7. Do more with less
Business owners should also consider how efficiently their operations are running. When considering the expenses associated with each product or service, it’s also important to look at which products or services bring in the most revenue.
It makes more sense to spend more money in areas that are bringing in more revenue than others. Business owners may even want to consider cutting products or services that are expensive to maintain but don’t bring in much revenue.
Any products or services that are cut can then be replaced with ones that can capture significant amounts of revenue with fewer resources or capital being allocated to them.

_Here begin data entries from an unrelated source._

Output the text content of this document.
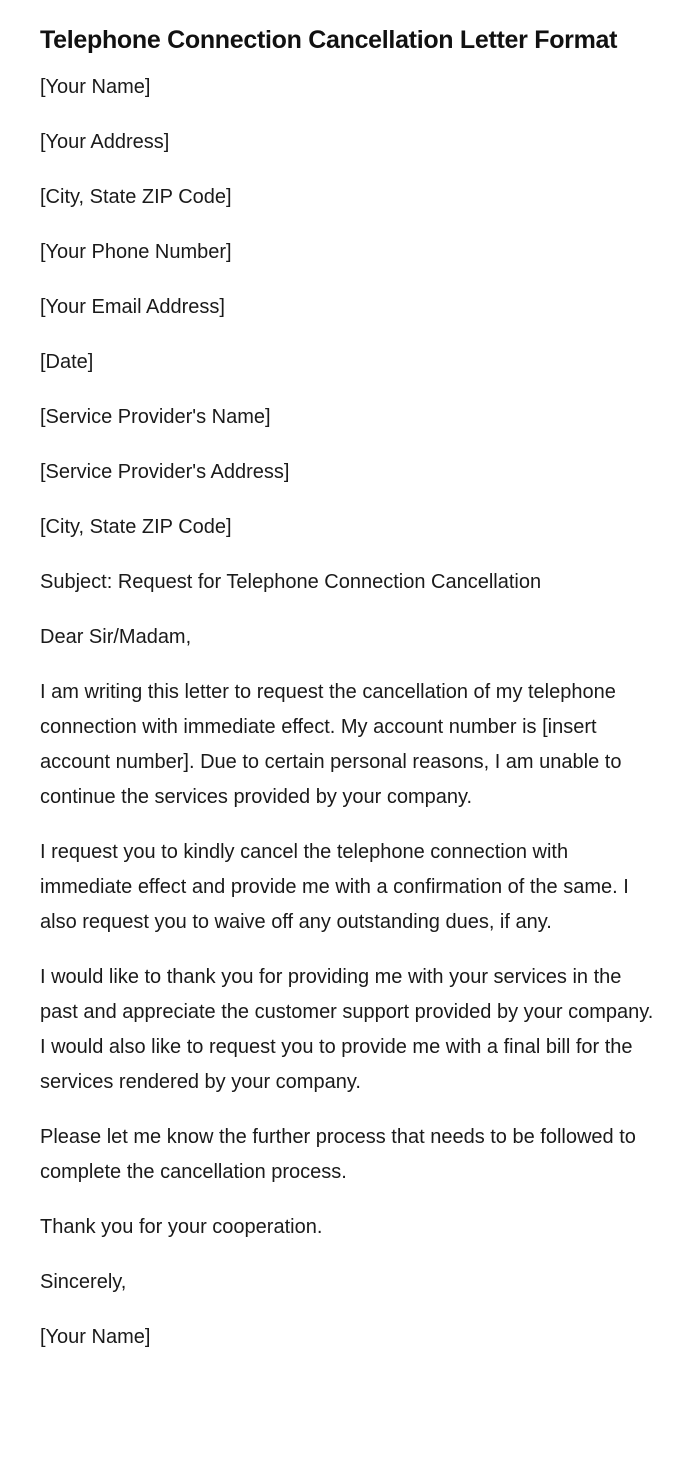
Telephone Connection Cancellation Letter Format

[Your Name]

[Your Address]

[City, State ZIP Code]

[Your Phone Number]

[Your Email Address]

[Date]

[Service Provider's Name]

[Service Provider's Address]

[City, State ZIP Code]

Subject: Request for Telephone Connection Cancellation

Dear Sir/Madam,

I am writing this letter to request the cancellation of my telephone connection with immediate effect. My account number is [insert account number]. Due to certain personal reasons, I am unable to continue the services provided by your company.

I request you to kindly cancel the telephone connection with immediate effect and provide me with a confirmation of the same. I also request you to waive off any outstanding dues, if any.

I would like to thank you for providing me with your services in the past and appreciate the customer support provided by your company. I would also like to request you to provide me with a final bill for the services rendered by your company.

Please let me know the further process that needs to be followed to complete the cancellation process.

Thank you for your cooperation.

Sincerely,

[Your Name]
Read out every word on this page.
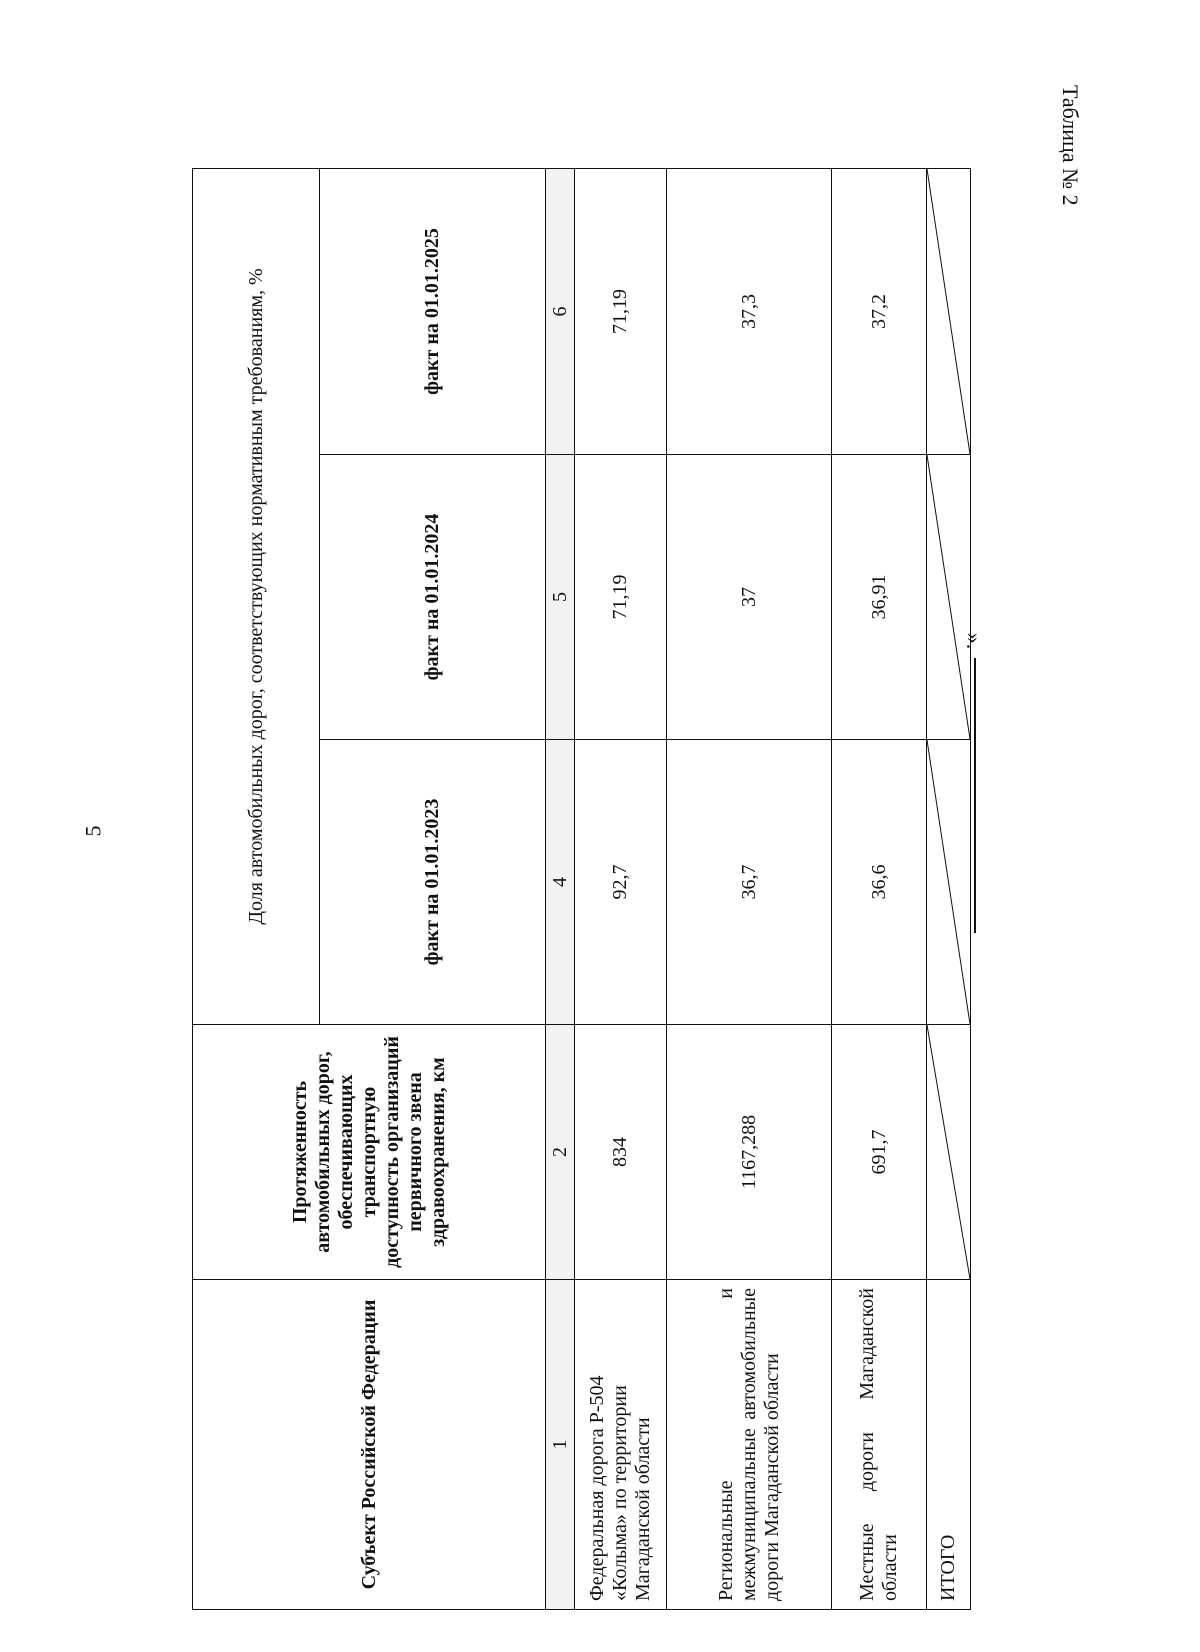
5
Таблица № 2
Субъект Российской Федерации	Протяженность автомобильных дорог, обеспечивающих транспортную доступность организаций первичного звена здравоохранения, км	Доля автомобильных дорог, соответствующих нормативным требованиям, %		
		факт на 01.01.2023	факт на 01.01.2024	факт на 01.01.2025
1	2	4	5	6
Федеральная дорога Р-504 «Колыма» по территории Магаданской области	834	92,7	71,19	71,19
Региональные и межмуниципальные автомобильные дороги Магаданской области	1167,288	36,7	37	37,3
Местные дороги Магаданской области	691,7	36,6	36,91	37,2
ИТОГО	

».
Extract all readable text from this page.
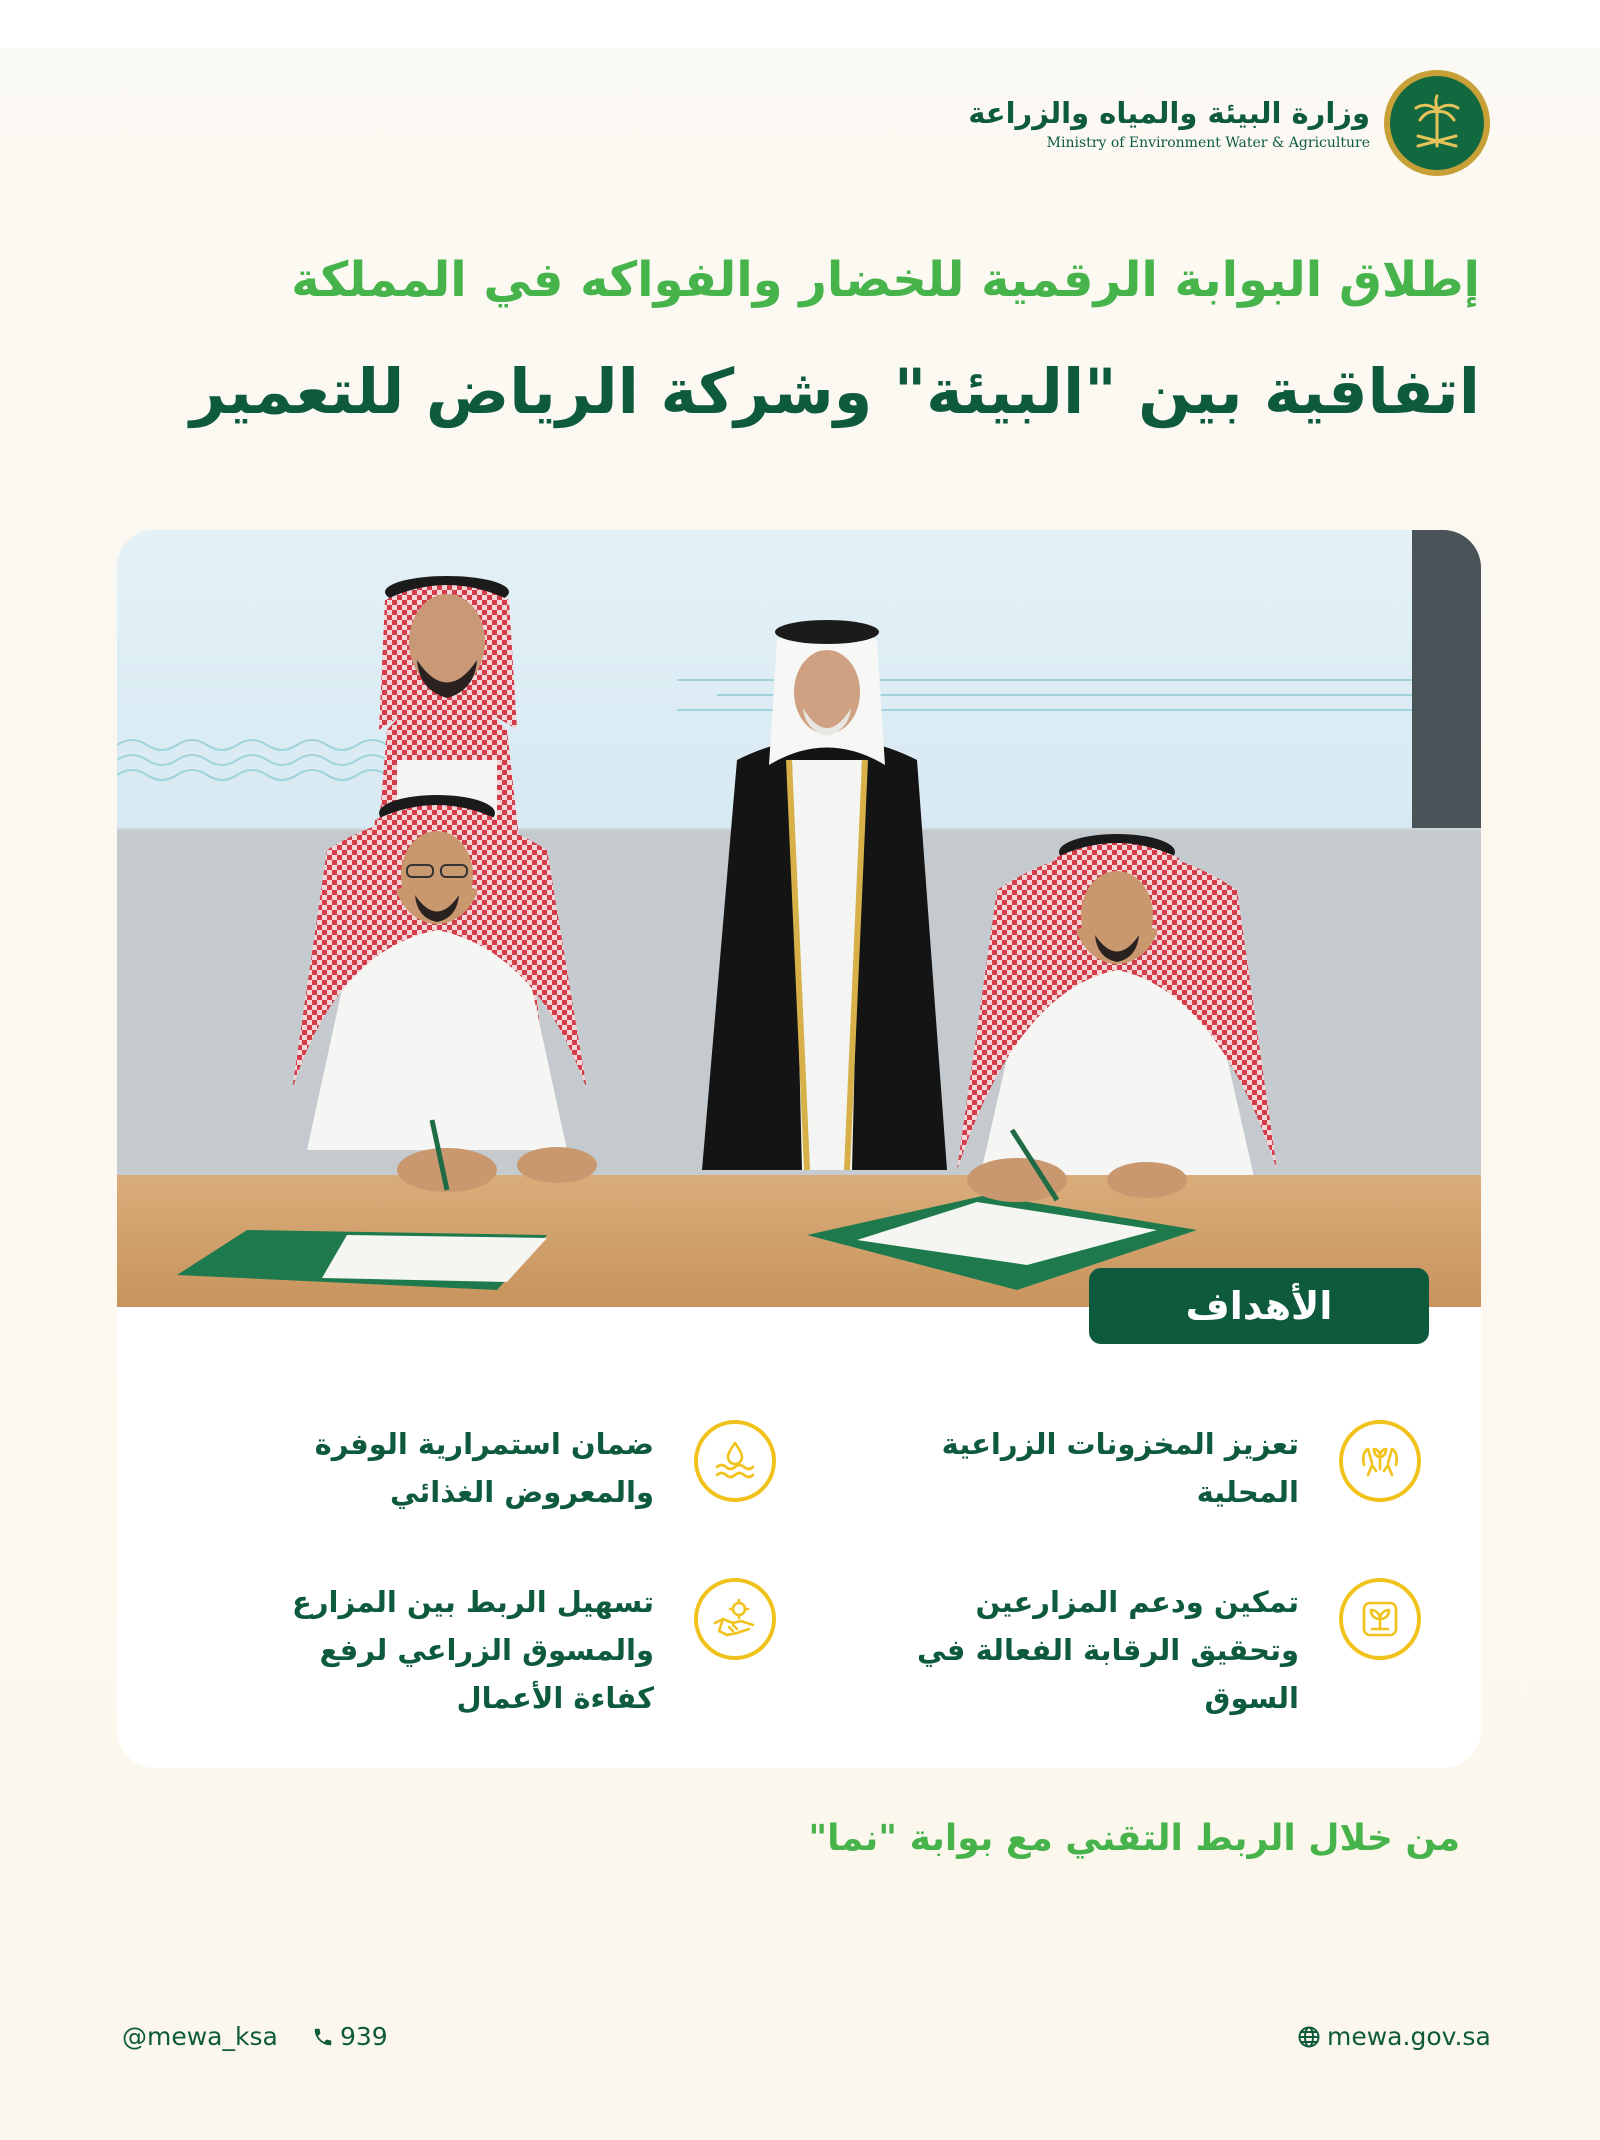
وزارة البيئة والمياه والزراعة
Ministry of Environment Water & Agriculture
إطلاق البوابة الرقمية للخضار والفواكه في المملكة
اتفاقية بين "البيئة" وشركة الرياض للتعمير
الأهداف
تعزيز المخزونات الزراعية المحلية
ضمان استمرارية الوفرة والمعروض الغذائي
تمكين ودعم المزارعين وتحقيق الرقابة الفعالة في السوق
تسهيل الربط بين المزارع والمسوق الزراعي لرفع كفاءة الأعمال
من خلال الربط التقني مع بوابة "نما"
@mewa_ksa 939	mewa.gov.sa
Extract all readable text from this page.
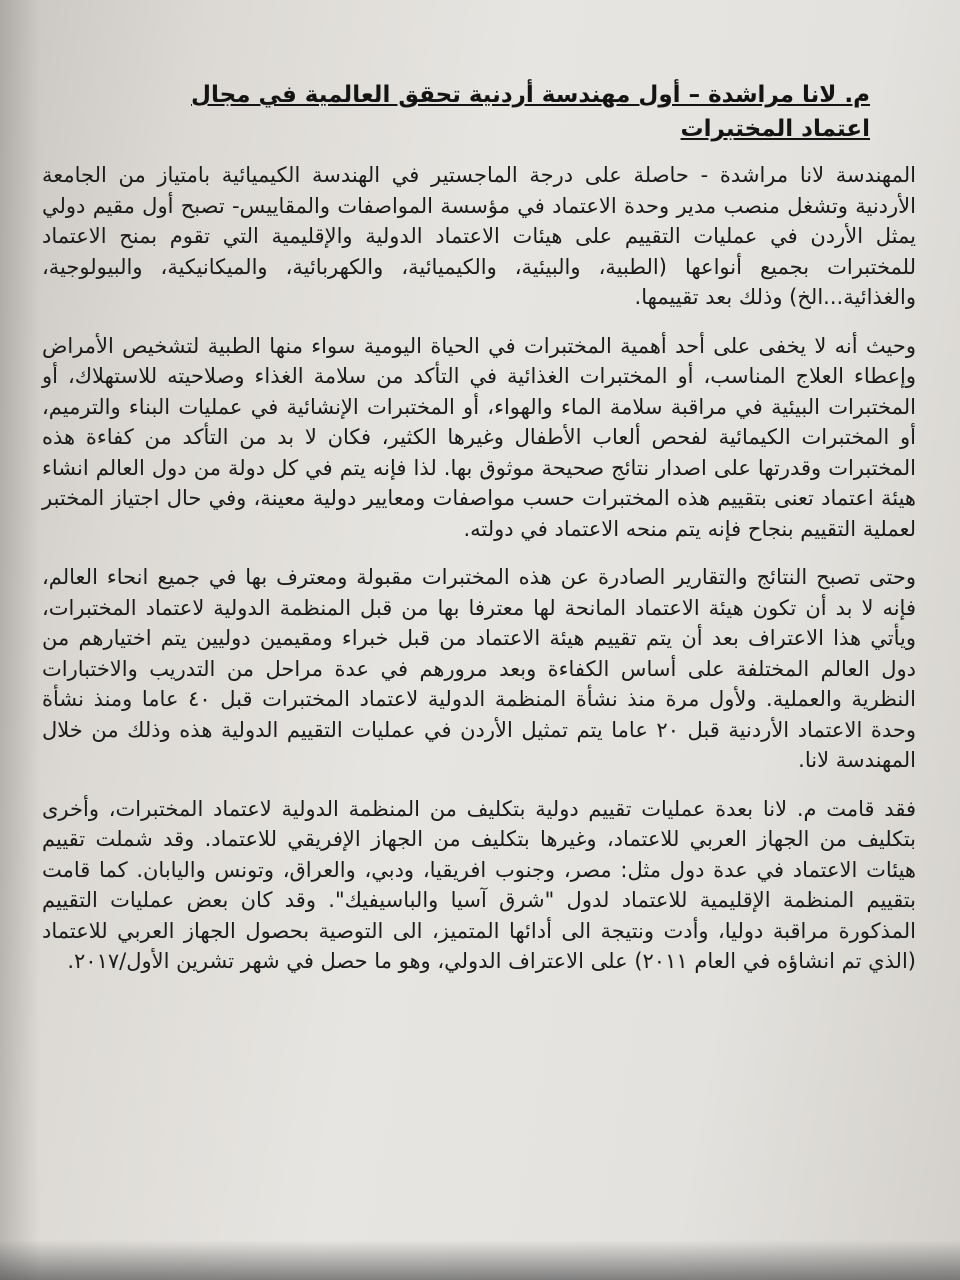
م. لانا مراشدة – أول مهندسة أردنية تحقق العالمية في مجال اعتماد المختبرات

المهندسة لانا مراشدة - حاصلة على درجة الماجستير في الهندسة الكيميائية بامتياز من الجامعة الأردنية وتشغل منصب مدير وحدة الاعتماد في مؤسسة المواصفات والمقاييس- تصبح أول مقيم دولي يمثل الأردن في عمليات التقييم على هيئات الاعتماد الدولية والإقليمية التي تقوم بمنح الاعتماد للمختبرات بجميع أنواعها (الطبية، والبيئية، والكيميائية، والكهربائية، والميكانيكية، والبيولوجية، والغذائية...الخ) وذلك بعد تقييمها.

وحيث أنه لا يخفى على أحد أهمية المختبرات في الحياة اليومية سواء منها الطبية لتشخيص الأمراض وإعطاء العلاج المناسب، أو المختبرات الغذائية في التأكد من سلامة الغذاء وصلاحيته للاستهلاك، أو المختبرات البيئية في مراقبة سلامة الماء والهواء، أو المختبرات الإنشائية في عمليات البناء والترميم، أو المختبرات الكيمائية لفحص ألعاب الأطفال وغيرها الكثير، فكان لا بد من التأكد من كفاءة هذه المختبرات وقدرتها على اصدار نتائج صحيحة موثوق بها. لذا فإنه يتم في كل دولة من دول العالم انشاء هيئة اعتماد تعنى بتقييم هذه المختبرات حسب مواصفات ومعايير دولية معينة، وفي حال اجتياز المختبر لعملية التقييم بنجاح فإنه يتم منحه الاعتماد في دولته.

وحتى تصبح النتائج والتقارير الصادرة عن هذه المختبرات مقبولة ومعترف بها في جميع انحاء العالم، فإنه لا بد أن تكون هيئة الاعتماد المانحة لها معترفا بها من قبل المنظمة الدولية لاعتماد المختبرات، ويأتي هذا الاعتراف بعد أن يتم تقييم هيئة الاعتماد من قبل خبراء ومقيمين دوليين يتم اختيارهم من دول العالم المختلفة على أساس الكفاءة وبعد مرورهم في عدة مراحل من التدريب والاختبارات النظرية والعملية. ولأول مرة منذ نشأة المنظمة الدولية لاعتماد المختبرات قبل ٤٠ عاما ومنذ نشأة وحدة الاعتماد الأردنية قبل ٢٠ عاما يتم تمثيل الأردن في عمليات التقييم الدولية هذه وذلك من خلال المهندسة لانا.

فقد قامت م. لانا بعدة عمليات تقييم دولية بتكليف من المنظمة الدولية لاعتماد المختبرات، وأخرى بتكليف من الجهاز العربي للاعتماد، وغيرها بتكليف من الجهاز الإفريقي للاعتماد. وقد شملت تقييم هيئات الاعتماد في عدة دول مثل: مصر، وجنوب افريقيا، ودبي، والعراق، وتونس واليابان. كما قامت بتقييم المنظمة الإقليمية للاعتماد لدول "شرق آسيا والباسيفيك". وقد كان بعض عمليات التقييم المذكورة مراقبة دوليا، وأدت ونتيجة الى أدائها المتميز، الى التوصية بحصول الجهاز العربي للاعتماد (الذي تم انشاؤه في العام ٢٠١١) على الاعتراف الدولي، وهو ما حصل في شهر تشرين الأول/٢٠١٧.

The focus should be on high-margin products and services whenever possible.
8. Monitor inventory levels
Storing products costs money, which means inventory storage can be a sneaky expense that takes up more money than noticed initially. Businesses shouldn’t be spending money to store items that never sell, so it’s important to monitor inventory levels continually.
Inventory-management software offers an excellent way to stay on top of which items are selling and which aren’t. The software makes it easy to keep products that sell well in stock while getting rid of products that don’t sell and merely take up shelf space in the warehouse.
9. Look for ways to increase your return on investment
How much is being spent to get sales? There are many ways to market a business, but not every marketing method works well for every type of business.
Business owners should evaluate each marketing method they are using to see which are paying off the best. It might be time to eliminate one or two marketing outlets to focus more on the top one or two that give you the greatest ROI on invested ad dollars.
It’s always important to conduct regular audits of the business, even when it isn’t struggling to turn a profit. Staying on top of where the business stands will enable owners to head off profitability issues before they become something that puts them out of business.